GPT-OSS Delivers Agentic Reasoning to Consumer Hardware

OpenAI's first open-weight models since GPT-2, gpt-oss-120B and gpt-oss-20B, use Mixture-of-Experts (MoE) architecture with wide-vs-deep design, bias units in attention, and a custom swiglu variant. Trained on 2.1 million H100 GPU hours, they match o4-mini reasoning for agentic tasks under Apache 2.0 license. Run 120B on 60GB GPUs (desktops) or 20B on 12GB (phones); community tests show 30 tokens/sec on gpt-oss-120B, 17 TPS quantized, and >45 t/s via llama.cpp's -n-cpu-moe on GGUF. Test via gpt-oss.com playground. New Harmony format (open-sourced on GitHub) updates ChatML with message channels for structured outputs.

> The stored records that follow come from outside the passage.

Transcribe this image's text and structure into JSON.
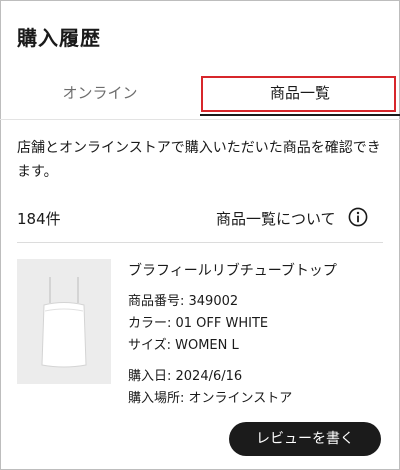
{
  "page_title": "購入履歴",
  "tabs": [
    {
      "label": "オンライン",
      "active": false
    },
    {
      "label": "商品一覧",
      "active": true
    }
  ],
  "description": "店舗とオンラインストアで購入いただいた商品を確認できます。",
  "item_count": "184件",
  "about_link": "商品一覧について",
  "icons": {
    "info": "info-circle-icon"
  },
  "item": {
    "name": "ブラフィールリブチューブトップ",
    "product_number": "商品番号: 349002",
    "color": "カラー: 01 OFF WHITE",
    "size": "サイズ: WOMEN L",
    "purchase_date": "購入日: 2024/6/16",
    "purchase_place": "購入場所: オンラインストア",
    "review_button": "レビューを書く"
  },
  "colors": {
    "highlight_border": "#d7262b",
    "button_bg": "#1b1b1b"
  }
}
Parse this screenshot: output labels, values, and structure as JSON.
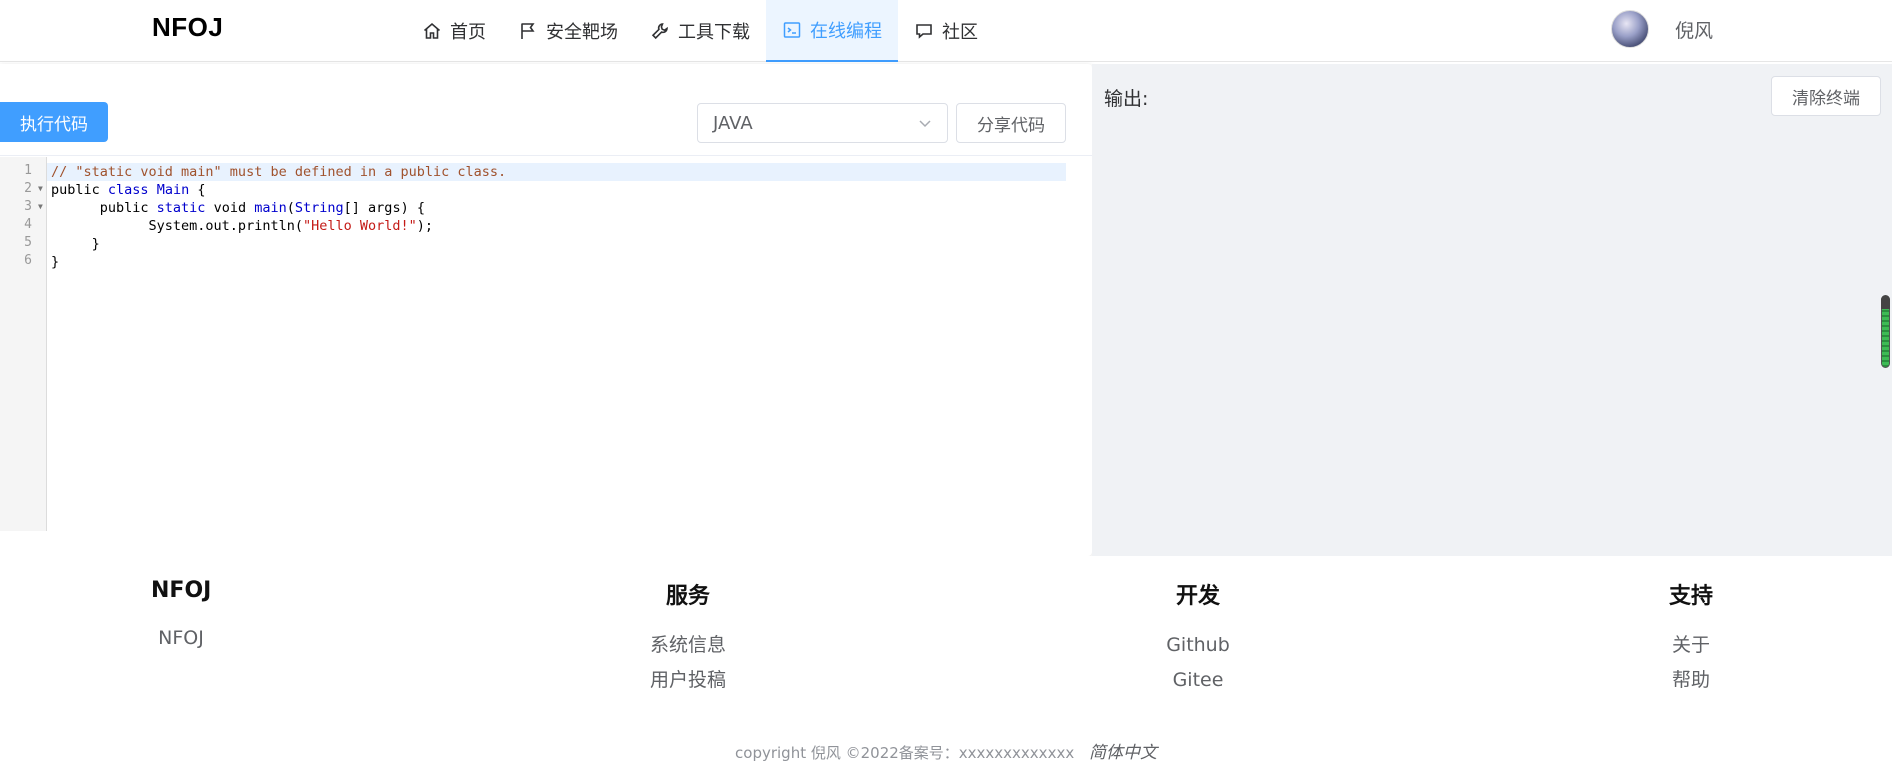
{
  "header": {
    "logo": "NFOJ",
    "nav": [
      {
        "label": "首页",
        "icon": "home-icon"
      },
      {
        "label": "安全靶场",
        "icon": "flag-icon"
      },
      {
        "label": "工具下载",
        "icon": "wrench-icon"
      },
      {
        "label": "在线编程",
        "icon": "terminal-icon",
        "active": true
      },
      {
        "label": "社区",
        "icon": "chat-icon"
      }
    ],
    "username": "倪风"
  },
  "editor": {
    "run_label": "执行代码",
    "language": "JAVA",
    "share_label": "分享代码",
    "line_numbers": [
      "1",
      "2",
      "3",
      "4",
      "5",
      "6"
    ],
    "code_lines": [
      "// \"static void main\" must be defined in a public class.",
      "public class Main {",
      "      public static void main(String[] args) {",
      "            System.out.println(\"Hello World!\");",
      "     }",
      "}"
    ]
  },
  "output": {
    "label": "输出:",
    "clear_label": "清除终端"
  },
  "footer": {
    "columns": [
      {
        "title": "NFOJ",
        "links": [
          "NFOJ"
        ]
      },
      {
        "title": "服务",
        "links": [
          "系统信息",
          "用户投稿"
        ]
      },
      {
        "title": "开发",
        "links": [
          "Github",
          "Gitee"
        ]
      },
      {
        "title": "支持",
        "links": [
          "关于",
          "帮助"
        ]
      }
    ],
    "copyright": "copyright 倪风 ©2022备案号：xxxxxxxxxxxxx",
    "language_switch": "简体中文"
  },
  "colors": {
    "accent": "#409eff",
    "panel_bg": "#f0f2f5"
  }
}
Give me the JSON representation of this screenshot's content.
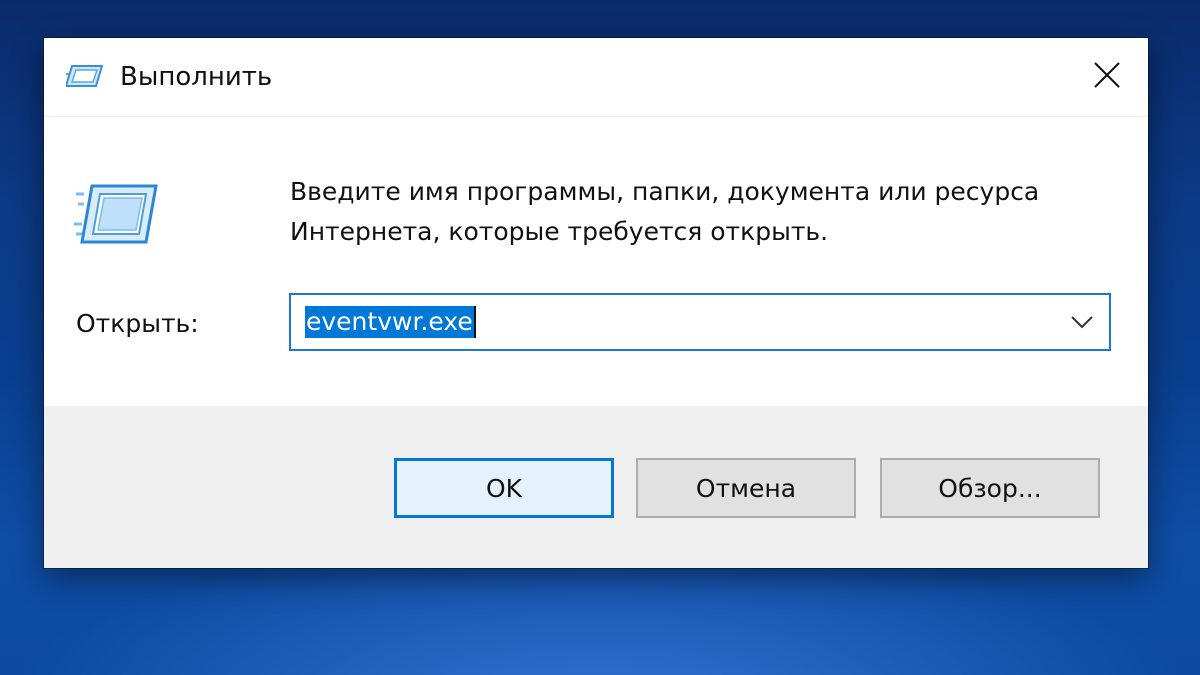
{
  "window": {
    "title": "Выполнить",
    "title_icon": "run-icon",
    "close_icon": "close-icon"
  },
  "main": {
    "icon": "run-icon",
    "description_line1": "Введите имя программы, папки, документа или ресурса",
    "description_line2": "Интернета, которые требуется открыть.",
    "open_label": "Открыть:",
    "open_value": "eventvwr.exe",
    "dropdown_icon": "chevron-down-icon"
  },
  "buttons": {
    "ok": "OK",
    "cancel": "Отмена",
    "browse": "Обзор..."
  },
  "colors": {
    "accent": "#0078d7",
    "selection": "#0078d7",
    "footer_bg": "#f0f0f0"
  }
}
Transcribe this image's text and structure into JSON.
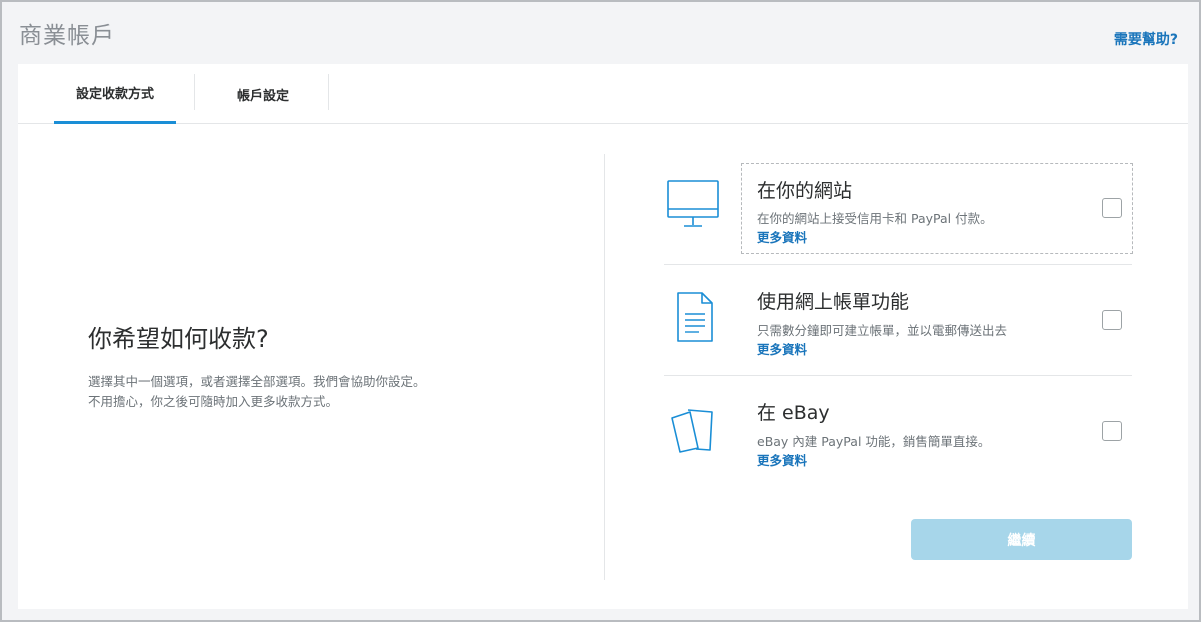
{
  "header": {
    "title": "商業帳戶",
    "help_link": "需要幫助?"
  },
  "tabs": [
    {
      "label": "設定收款方式",
      "active": true
    },
    {
      "label": "帳戶設定",
      "active": false
    }
  ],
  "intro": {
    "question": "你希望如何收款?",
    "description_line1": "選擇其中一個選項，或者選擇全部選項。我們會協助你設定。",
    "description_line2": "不用擔心，你之後可隨時加入更多收款方式。"
  },
  "options": [
    {
      "icon": "monitor-icon",
      "title": "在你的網站",
      "subtitle": "在你的網站上接受信用卡和 PayPal 付款。",
      "more": "更多資料",
      "checked": false
    },
    {
      "icon": "invoice-document-icon",
      "title": "使用網上帳單功能",
      "subtitle": "只需數分鐘即可建立帳單，並以電郵傳送出去",
      "more": "更多資料",
      "checked": false
    },
    {
      "icon": "ebay-cards-icon",
      "title": "在 eBay",
      "subtitle": "eBay 內建 PayPal 功能，銷售簡單直接。",
      "more": "更多資料",
      "checked": false
    }
  ],
  "continue_button": "繼續",
  "colors": {
    "accent": "#1a8ed6",
    "link": "#1a75bb",
    "icon": "#1a8ed6",
    "button_disabled": "#a7d6ea"
  }
}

Trade-offs: Strong on reasoning but risks hallucinations, per @sama, @rasbt, @SebastienBubeck evaluations. Model card notes ~117B active params for 120B variant.

Claude 4.1 Opus and Genie 3 Push Coding and Simulation Limits

Anthropic's Claude 4.1 Opus claims world's best coding performance, leaked pre-announce, with community benchmarks confirming dominance (e.g., LMArena discussions). DeepMind's Genie 3 generates realtime world simulations with navigation and 1-minute+ consistency, though demos may be cherry-picked.

Builders gain local coding agents without API costs and simulation tools for game/embodiment prototypes, but expect eval needed for production reliability.

Community Benchmarks Highlight Run Local, Eval Hard

Reddit/Discord recaps (r/LocalLlama, Unsloth, LM Studio, etc.) focus on quantization (GGUF Q5_k_m), inference speeds (45 sec/image for Qwen-Image at 1024 res, CFG=4/20 steps), and integrations (llama.cpp MoE offload at 45 t/s). Discussions flag OpenAI OSS limits vs. closed models, GPU needs (NVMe offload, multi-GPU CUDA), and tools like LM Studio 0.3.21 supporting gpt-oss. EleutherAI notes scaling insights; Hugging Face covers HF CLI accelerations. Key: Prioritize GGUF for desktop deployment, benchmark your agent workflows—e.g., -n-cpu-moe 2 boosts CPU MoE to 45 t/s.